Now it is the 21st Century and my head is a near hairless imploding pumpkin and the Baltimore writing scene builds and collapses like a box of marvelous interplanetary snow globes in the hands of a ten foot baby.



Our collective eyes were barely dry from the departure of Adam Robinson, whose dynamic Publishing Genius first sprouted in our strange city, when a final reading date was set by Artichoke Haircut to be held at Normal's. The AH collective, originally (still?) composed of three drunk lads and one drunk lass, graduates of the University of Baltimore, was active for around 4 years and published five volumes of their small well designed perfect bound oblong paperbacks.



Their reading series nights, held at Dionysus, then the Yellow Theater, were warm, energy-filled, receptive bacchanalias. Yes, there was a touch of frat to the readings, but a cosmic frat dedicated to the word and its permutations. And no matter how pickled the readers or crowd or both were, ears and minds stayed focused on the writing.


(Michael Kimball, reading from his brand new book Galaga)

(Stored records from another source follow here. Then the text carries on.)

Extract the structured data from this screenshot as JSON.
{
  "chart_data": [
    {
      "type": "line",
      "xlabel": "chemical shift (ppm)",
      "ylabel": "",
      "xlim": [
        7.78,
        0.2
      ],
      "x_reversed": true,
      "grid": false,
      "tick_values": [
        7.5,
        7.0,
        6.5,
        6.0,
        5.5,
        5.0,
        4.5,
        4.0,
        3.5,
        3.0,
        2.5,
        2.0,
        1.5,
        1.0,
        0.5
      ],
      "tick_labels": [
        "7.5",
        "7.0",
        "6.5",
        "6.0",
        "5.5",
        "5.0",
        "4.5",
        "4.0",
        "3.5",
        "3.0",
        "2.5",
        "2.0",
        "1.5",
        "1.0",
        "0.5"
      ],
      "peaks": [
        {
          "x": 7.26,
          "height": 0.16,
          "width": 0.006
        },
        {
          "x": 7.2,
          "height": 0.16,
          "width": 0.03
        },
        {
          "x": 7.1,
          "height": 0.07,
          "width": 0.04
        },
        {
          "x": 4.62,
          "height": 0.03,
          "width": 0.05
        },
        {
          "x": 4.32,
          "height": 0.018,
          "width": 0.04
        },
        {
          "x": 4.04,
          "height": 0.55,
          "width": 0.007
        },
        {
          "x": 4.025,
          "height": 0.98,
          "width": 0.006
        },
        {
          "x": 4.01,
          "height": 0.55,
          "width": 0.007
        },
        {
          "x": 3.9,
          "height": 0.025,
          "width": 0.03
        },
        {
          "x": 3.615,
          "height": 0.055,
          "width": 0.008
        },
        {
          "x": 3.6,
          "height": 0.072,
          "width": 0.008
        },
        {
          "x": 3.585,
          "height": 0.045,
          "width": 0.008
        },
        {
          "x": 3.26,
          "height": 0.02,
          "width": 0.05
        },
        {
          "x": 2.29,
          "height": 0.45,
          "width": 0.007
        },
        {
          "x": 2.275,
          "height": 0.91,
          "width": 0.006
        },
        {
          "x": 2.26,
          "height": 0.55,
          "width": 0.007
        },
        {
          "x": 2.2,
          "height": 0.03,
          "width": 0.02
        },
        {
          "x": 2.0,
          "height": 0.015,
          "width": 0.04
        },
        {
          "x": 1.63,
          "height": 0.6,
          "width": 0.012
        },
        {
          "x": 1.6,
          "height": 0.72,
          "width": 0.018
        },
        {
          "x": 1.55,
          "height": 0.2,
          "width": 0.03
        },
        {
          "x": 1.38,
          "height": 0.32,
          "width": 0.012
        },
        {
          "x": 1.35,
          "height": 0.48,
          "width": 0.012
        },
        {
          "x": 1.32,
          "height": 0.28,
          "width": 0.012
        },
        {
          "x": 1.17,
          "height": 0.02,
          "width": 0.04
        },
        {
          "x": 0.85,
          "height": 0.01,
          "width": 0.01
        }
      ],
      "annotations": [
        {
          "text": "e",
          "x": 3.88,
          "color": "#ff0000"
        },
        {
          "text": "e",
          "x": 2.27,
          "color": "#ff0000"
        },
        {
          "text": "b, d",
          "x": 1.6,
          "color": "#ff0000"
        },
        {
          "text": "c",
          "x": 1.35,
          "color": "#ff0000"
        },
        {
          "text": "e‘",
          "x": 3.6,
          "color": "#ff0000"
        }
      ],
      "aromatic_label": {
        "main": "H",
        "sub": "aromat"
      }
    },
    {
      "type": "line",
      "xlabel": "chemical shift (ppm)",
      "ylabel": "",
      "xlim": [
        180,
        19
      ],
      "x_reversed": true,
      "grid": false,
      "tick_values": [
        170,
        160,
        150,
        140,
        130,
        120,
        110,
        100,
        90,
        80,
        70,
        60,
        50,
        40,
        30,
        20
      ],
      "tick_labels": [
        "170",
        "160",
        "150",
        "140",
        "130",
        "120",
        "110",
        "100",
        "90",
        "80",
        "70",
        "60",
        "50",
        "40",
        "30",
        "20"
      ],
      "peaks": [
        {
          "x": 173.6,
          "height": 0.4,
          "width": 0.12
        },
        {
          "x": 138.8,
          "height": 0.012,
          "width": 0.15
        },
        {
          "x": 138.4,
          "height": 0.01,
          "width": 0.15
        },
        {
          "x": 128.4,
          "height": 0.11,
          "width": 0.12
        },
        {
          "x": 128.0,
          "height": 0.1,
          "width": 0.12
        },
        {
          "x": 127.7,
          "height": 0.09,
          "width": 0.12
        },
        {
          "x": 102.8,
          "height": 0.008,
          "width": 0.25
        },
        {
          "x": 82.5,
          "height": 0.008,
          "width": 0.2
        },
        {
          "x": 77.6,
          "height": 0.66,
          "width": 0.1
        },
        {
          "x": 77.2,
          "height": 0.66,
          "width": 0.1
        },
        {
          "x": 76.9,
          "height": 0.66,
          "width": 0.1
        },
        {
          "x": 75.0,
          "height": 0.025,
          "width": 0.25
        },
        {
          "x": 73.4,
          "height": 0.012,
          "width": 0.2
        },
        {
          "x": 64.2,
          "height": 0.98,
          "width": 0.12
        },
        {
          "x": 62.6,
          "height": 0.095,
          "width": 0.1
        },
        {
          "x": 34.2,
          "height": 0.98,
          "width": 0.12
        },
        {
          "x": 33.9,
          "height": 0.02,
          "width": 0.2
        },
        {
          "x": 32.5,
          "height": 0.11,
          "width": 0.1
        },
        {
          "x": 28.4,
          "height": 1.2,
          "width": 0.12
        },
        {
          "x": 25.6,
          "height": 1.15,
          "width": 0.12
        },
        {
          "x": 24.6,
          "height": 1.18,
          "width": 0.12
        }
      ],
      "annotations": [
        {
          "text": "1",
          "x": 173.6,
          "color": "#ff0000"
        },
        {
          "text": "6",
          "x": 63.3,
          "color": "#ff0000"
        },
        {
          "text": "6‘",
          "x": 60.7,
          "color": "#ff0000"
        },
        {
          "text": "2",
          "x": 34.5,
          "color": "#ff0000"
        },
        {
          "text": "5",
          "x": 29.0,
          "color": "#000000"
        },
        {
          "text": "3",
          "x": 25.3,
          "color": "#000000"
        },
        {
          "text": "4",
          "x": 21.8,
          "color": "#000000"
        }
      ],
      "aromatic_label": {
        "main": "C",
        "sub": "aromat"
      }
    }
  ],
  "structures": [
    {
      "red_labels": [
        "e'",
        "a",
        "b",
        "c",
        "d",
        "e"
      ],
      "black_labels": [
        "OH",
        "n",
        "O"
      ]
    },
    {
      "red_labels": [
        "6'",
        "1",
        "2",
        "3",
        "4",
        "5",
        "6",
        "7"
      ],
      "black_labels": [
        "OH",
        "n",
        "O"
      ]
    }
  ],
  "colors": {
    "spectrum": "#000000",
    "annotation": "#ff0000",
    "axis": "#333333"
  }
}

I had a great time reading for them and felt loved, plus I discovered new writers that blew me away like Cort Bledsoe and Lily Herman. Lily escaped Baltimore for a while, but was pulled back in. She has now shaved her head and is working on a stage play with Patty Hearst and Joaquin Phoenix. Cort pretends he has left Baltimore by living in Alexandria, VA, where even bowel movements are strictly regulated and come with an enormous fine if they are not solid.



The final reading was a blast as always. Cort Bledsoe in particular was a lightning rod. Eleanor Levine, a writer who had been published in multiple issues of AH, but whom none of them had ever met, drove down from Philadelphia to read. Slim matinee idol and part time William Faulkner impersonator Michael Kimball read from his brand new book Galaga while fiction writer Timmy Reed moaned and cried out in man crush agony.

It was a treat to finally get to hear Melissa Streat and Justin Sanders, two of the AH editors who are even more shy than Adam Shutz about presenting their own work. Justin did a sharp staccato-paced reading of a short story, based on the "Black Aggy(i.e.?)" horror myth, giving it more sociological resonance. Melissa read two poems, one of them about her father and his lack of borders. Of course I had to corner her outside after the reading to get the lowdown on him. The endless permutations of parental weirdness and parent-child relationships always fascinating for me since it's been said mine might be on the more Addams Family end of the scale.



Also no stranger to emptying a devil-filled bottle is writer Timmy Reed who was the grand finale. He has finished a novel that he read from, but he wanted to only to read to us of the haints in it, not the humans. Here in the photo, thanks to the camera blanking his eyes and his petite frame, he looks like "The Fish Mask Haint of Holly High". I first saw Timmy read at a WORMS night in the beloved Metro space, but he is also an Artichoke Haircut regular and his liver is most likely more swollen than theirs.

I used to see him at many readings butt scooting on floors, swooping like a bat over the stage, peeping through holes in bathroom doors, then I heard his tale of the family waiting on an apocalyptic storm and read his wonderful book Tell God I Don't Exist, which is a big seller at Normal's. Turns out he is also quite the history buff. He spoke at great length on Record Store Day about Anne Frank and the uncensored edition of her diary that came out containing the entries that dealt more with the universal sensual side of a teenage girl. At the Artichoke Haircut finale he dipped a little into Maryland history and how his family fits into it.

Adam Shutz and Melissa Streat will be heading out to Texas in less than a month, Justin Sanders will turn his back on literature and become a maker of virtual reality software, Artichoke Haircut placing a lead hat over its pulsing wig to forever silence transmissions. But the Baltimore stew of a writing scene will continue to simmer with alien spices. Insh'allah!